Earlier this month, the Cybersecurity and Infrastructure Security Agency (CISA) and the Australian Signals Directorate’s Australian Cyber Security Centre (ASD’s ACSC), in collaboration with federal and international partners, released Principles for the Secure Integration of Artificial Intelligence in Operational Technology (OT).

Co-authored by CISA and ACSC, and developed with contributions from the U.S. National Security Agency’s Artificial Intelligence Security Center (NSA AISC), the Federal Bureau of Investigation (FBI), the Canadian Centre for Cyber Security (Cyber Centre), Germany’s Federal Office for Information Security (BSI), the Netherlands NCSC-NL, the New Zealand NCSC-NZ, and the U.K. NCSC-UK, the guidance reflects an unprecedented level of international coordination around the safe deployment of AI in industrial environments.

The document provides critical-infrastructure owners and operators with practical principles for integrating AI into OT systems without compromising safety, reliability, or compliance.

You can read the full document here.

Risks and Opportunities of AI in Operational Technology

Industrial operators are exploring AI to improve predictive maintenance, optimize production, and detect anomalies—but unlike enterprise IT, OT systems run physical processes where unintended behavior can have real-world consequences.
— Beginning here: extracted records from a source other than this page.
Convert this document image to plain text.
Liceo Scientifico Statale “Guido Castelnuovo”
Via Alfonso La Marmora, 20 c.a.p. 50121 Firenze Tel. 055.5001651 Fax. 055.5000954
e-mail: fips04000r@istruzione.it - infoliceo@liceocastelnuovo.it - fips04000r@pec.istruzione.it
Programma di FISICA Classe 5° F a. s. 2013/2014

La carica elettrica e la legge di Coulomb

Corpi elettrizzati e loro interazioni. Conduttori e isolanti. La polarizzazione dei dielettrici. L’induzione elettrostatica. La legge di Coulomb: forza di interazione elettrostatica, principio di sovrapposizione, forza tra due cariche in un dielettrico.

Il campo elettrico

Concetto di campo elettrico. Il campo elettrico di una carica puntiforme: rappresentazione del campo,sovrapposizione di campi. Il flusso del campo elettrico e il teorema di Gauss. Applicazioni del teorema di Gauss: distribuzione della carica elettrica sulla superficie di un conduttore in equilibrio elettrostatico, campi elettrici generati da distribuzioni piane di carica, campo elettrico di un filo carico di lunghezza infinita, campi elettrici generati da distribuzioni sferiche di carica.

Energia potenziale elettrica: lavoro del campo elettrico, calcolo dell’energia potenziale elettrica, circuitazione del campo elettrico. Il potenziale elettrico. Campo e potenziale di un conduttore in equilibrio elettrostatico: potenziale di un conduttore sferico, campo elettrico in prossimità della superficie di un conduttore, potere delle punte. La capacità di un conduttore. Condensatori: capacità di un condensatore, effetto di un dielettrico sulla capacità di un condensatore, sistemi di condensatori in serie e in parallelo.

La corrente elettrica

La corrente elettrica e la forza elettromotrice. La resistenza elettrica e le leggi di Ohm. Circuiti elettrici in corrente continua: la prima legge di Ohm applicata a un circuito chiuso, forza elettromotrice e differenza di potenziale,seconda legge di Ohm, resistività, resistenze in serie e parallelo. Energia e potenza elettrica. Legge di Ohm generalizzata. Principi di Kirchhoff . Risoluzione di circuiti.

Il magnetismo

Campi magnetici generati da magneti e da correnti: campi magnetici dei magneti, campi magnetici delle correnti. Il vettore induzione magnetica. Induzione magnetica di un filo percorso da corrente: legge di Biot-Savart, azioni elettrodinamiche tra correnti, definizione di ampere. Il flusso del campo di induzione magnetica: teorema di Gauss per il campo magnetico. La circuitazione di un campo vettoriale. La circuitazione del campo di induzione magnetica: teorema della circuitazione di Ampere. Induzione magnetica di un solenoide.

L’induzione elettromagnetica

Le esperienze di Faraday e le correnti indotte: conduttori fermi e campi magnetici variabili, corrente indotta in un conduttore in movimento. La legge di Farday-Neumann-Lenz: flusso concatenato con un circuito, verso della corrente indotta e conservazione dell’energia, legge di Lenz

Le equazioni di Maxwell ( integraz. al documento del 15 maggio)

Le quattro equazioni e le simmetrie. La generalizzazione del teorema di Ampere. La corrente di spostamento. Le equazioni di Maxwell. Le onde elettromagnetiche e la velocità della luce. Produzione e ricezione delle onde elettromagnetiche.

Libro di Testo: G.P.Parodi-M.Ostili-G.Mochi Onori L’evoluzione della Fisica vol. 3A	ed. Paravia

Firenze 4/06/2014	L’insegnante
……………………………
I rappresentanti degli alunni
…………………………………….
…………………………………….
CISA and partners developed this guidance because most existing AI security frameworks focus on IT and cloud environments, not on deterministic control networks governed by safety standards. The paper adapts those ideas to the OT domain, showing how long-standing cybersecurity fundamentals—asset visibility, network segmentation, change management—can be extended to address the unique characteristics of AI systems.

The agencies also signal that AI is now considered a distinct risk category within critical-infrastructure protection, warranting its own assurance and governance lens.

Principles for the Secure Integration of Artificial Intelligence in Operational Technology (OT)

The publication organizes its recommendations around four principles. Each combines familiar OT best practices with AI-specific considerations.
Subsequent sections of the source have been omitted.